宇宙空間で、GoProのカメラが正しく機能するかどうかは未知数だったが、現在36歳のブザスは、とにかくやってみることにしたと話す。宇宙専用のカメラを用意するためには準備期間が短すぎたし、彼が設立したNanoAvionicsという会社のDNAには、そもそも、そのようなリスクをとる覚悟があったからだ。
ブザスはかつて、NASAのエイムズ研究所で、彼とほぼ同い年のリナス・サルガウティス(Linas Sargautis)と一緒に働いたことがあり、その時の経験が会社を立ち上げるきっかけになった。

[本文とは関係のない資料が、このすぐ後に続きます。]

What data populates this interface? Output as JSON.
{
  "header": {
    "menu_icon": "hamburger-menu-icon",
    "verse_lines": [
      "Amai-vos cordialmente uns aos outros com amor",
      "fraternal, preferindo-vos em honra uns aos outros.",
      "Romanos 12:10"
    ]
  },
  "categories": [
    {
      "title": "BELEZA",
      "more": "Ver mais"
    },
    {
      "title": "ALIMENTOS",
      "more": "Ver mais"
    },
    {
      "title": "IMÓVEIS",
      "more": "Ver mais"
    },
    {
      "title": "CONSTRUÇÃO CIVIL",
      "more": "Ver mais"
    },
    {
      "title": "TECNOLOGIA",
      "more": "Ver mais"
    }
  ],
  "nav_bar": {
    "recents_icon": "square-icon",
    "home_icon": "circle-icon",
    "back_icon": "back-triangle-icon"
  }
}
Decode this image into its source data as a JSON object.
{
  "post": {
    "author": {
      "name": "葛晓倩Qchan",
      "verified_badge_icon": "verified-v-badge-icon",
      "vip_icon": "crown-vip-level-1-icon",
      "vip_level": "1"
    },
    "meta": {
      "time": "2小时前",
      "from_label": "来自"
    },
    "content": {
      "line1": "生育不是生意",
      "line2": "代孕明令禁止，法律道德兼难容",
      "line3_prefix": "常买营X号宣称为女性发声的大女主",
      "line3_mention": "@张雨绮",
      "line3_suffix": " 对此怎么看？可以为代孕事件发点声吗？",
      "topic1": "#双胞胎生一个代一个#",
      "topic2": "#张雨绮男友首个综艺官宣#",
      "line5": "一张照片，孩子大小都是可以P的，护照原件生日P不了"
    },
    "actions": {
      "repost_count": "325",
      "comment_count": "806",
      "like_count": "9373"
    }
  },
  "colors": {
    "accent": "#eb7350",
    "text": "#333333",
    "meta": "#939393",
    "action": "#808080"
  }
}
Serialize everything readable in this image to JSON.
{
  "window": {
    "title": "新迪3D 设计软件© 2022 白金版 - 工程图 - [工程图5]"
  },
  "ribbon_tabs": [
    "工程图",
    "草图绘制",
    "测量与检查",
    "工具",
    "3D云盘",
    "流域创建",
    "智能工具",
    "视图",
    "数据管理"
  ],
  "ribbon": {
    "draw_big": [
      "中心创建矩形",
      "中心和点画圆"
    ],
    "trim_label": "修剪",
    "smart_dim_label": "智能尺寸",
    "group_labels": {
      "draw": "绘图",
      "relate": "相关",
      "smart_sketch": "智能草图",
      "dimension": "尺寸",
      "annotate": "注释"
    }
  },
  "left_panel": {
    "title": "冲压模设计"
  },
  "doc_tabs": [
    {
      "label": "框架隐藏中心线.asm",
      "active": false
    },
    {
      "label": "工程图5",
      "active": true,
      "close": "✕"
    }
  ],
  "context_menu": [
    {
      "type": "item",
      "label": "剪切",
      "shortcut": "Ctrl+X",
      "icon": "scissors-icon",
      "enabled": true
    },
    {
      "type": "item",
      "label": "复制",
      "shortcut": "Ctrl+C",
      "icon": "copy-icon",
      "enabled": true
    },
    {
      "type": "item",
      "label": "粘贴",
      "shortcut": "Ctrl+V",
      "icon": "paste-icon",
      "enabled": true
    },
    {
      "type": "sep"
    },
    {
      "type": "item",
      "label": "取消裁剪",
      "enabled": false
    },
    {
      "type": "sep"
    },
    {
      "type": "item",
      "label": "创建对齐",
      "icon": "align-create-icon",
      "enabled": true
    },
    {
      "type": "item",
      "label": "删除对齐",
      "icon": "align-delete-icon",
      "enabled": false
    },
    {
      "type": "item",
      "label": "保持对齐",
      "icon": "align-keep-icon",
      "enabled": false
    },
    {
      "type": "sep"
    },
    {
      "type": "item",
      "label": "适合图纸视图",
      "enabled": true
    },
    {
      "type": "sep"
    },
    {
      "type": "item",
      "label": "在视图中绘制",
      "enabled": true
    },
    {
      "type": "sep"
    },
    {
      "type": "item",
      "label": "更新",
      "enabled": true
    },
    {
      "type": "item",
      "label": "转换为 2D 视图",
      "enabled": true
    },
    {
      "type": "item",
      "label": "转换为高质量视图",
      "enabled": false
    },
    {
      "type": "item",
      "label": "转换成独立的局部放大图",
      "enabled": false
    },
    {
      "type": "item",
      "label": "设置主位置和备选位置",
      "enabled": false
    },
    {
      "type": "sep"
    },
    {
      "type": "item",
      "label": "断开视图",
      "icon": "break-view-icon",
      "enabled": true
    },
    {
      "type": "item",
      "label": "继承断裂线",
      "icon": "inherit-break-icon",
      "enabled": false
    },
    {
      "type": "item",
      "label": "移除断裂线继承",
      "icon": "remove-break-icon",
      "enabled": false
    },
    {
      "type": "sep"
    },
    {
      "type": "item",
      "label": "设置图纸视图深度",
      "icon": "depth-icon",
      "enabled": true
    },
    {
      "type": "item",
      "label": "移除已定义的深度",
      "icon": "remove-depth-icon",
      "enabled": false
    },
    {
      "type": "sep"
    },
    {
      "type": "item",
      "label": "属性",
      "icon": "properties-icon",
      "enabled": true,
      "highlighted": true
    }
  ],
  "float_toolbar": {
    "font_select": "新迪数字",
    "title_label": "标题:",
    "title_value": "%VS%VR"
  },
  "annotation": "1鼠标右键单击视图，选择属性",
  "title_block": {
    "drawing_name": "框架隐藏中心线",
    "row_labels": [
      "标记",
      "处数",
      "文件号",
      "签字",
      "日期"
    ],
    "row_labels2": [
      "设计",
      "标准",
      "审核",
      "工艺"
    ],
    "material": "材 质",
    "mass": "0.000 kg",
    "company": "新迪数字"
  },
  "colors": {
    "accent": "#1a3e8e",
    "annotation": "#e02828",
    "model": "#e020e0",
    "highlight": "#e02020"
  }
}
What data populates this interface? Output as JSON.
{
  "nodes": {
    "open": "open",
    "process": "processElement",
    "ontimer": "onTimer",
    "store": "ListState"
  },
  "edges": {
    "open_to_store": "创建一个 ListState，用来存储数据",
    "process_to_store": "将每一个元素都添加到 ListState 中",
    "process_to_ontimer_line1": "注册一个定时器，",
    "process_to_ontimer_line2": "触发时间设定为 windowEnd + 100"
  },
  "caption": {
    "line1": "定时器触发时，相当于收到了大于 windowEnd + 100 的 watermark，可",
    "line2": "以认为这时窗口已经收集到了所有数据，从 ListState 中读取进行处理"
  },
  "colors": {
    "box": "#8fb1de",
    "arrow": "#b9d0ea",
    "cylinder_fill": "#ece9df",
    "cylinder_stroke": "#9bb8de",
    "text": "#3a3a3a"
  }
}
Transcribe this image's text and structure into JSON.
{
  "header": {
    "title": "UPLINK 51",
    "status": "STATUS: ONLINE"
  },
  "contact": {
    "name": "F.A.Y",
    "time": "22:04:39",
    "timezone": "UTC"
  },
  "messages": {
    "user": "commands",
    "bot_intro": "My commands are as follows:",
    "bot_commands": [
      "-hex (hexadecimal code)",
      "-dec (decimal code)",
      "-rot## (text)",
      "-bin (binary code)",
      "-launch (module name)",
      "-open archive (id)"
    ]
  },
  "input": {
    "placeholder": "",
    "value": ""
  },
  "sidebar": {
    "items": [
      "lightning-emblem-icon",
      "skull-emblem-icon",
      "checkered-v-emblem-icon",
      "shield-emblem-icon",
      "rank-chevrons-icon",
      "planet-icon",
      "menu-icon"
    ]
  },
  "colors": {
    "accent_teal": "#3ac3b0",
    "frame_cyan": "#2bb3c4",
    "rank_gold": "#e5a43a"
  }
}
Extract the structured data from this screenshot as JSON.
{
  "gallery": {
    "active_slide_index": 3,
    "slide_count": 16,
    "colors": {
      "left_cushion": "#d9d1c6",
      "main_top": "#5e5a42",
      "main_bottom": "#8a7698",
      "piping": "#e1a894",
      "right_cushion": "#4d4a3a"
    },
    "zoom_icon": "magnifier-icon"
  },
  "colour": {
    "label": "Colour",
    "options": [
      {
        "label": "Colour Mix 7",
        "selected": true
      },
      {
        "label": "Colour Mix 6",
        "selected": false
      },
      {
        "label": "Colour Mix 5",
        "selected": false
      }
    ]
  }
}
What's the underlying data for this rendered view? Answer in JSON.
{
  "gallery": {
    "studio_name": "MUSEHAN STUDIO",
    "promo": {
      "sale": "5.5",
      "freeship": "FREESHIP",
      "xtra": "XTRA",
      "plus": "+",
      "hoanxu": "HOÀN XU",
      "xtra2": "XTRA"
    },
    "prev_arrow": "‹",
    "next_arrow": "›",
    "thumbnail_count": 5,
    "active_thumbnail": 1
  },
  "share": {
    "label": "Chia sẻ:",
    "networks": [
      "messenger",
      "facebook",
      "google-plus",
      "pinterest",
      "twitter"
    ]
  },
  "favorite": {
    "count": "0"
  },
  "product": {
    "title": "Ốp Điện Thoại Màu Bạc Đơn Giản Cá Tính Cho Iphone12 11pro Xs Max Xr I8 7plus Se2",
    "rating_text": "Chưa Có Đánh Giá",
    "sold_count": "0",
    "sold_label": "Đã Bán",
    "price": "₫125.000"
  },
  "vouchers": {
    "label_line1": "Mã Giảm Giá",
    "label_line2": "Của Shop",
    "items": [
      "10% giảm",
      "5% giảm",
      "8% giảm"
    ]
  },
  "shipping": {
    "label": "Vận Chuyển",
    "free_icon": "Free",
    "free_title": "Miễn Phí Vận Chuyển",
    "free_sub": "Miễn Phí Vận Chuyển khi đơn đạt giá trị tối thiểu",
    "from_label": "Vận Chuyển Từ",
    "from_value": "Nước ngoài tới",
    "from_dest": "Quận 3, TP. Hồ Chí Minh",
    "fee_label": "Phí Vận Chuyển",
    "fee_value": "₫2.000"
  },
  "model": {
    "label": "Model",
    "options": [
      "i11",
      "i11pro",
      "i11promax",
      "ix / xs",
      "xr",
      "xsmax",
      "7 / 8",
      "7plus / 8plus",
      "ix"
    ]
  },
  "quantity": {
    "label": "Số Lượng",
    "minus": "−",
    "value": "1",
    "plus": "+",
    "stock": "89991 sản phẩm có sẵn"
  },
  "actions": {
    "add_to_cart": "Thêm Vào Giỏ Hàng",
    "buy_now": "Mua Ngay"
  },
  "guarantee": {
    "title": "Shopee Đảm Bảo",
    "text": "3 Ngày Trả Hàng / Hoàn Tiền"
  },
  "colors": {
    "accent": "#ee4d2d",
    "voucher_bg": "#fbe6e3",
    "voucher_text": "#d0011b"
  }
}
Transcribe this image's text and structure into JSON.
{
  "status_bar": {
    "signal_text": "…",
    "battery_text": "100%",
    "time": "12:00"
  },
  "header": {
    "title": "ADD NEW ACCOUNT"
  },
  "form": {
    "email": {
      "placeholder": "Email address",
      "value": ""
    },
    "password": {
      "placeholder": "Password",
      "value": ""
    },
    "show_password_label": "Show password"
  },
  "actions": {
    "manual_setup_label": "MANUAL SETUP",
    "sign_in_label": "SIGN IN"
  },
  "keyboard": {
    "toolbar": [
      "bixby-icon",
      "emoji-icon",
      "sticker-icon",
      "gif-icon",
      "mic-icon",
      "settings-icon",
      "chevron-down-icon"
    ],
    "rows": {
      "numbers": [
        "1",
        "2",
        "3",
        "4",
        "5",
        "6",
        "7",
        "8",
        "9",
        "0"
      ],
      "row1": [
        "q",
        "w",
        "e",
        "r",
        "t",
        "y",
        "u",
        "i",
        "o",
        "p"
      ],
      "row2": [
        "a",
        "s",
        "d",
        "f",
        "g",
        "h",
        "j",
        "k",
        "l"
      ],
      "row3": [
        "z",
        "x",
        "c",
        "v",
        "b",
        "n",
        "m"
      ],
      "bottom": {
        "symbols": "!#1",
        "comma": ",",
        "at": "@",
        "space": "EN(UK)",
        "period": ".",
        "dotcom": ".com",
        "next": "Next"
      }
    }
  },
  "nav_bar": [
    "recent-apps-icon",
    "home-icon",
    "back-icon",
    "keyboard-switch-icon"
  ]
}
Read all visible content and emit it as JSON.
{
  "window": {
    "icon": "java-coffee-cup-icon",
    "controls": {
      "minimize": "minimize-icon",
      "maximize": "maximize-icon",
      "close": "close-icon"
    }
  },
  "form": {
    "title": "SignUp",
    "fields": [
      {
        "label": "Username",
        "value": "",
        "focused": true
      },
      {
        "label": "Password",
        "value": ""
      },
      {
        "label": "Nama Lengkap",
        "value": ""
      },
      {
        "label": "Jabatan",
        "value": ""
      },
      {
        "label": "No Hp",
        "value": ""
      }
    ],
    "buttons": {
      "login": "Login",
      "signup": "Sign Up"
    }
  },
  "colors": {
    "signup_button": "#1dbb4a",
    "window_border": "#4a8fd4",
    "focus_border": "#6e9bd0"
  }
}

2013年に2人は、リトアニアのヴィリニュス大学の協力を得て、中古のスマートドアベルから取り出したカメラを搭載した「LituanicaSAT-1」と呼ばれる衛星を製作した。この衛星は、米国のNanoracks によって2014年に国際宇宙ステーション(ISS)から宇宙に放出され、リトアニア初の人工衛星となった。
ブザスとサルガウティスは、その経験から2014年にNanoAvionicsを設立し、2017年に自社開発した初の人工衛星を打ち上げた。そして2018年、テキサス州ミッドランドに本拠を置く衛星インターネット企業AST & Scienceが同社の株式の過半数を購入した。
それ以来、同社の従業員数は156人に増え、英国とテキサス州、イリノイ州に拠点を置いている。NanoAvionicsは、これまでに19基の衛星を打ち上げており、100を超える商業宇宙プロジェクトを実施した。
同社の最新のプロジェクトである、宇宙空間での衛星の自撮りは、一見風変わりなものに聞こえるが、ブザスは大きな意義のある試みだと考えている。
「地球を周回する人工衛星が撮影した写真やビデオが注目を集めれば、人工衛星が提供する価値や教育的な意味合いを、より多くの人々や組織が認識することになる。また、急成長している宇宙産業への就職を希望する学生も増えるかもしれない」とブザスは述べている。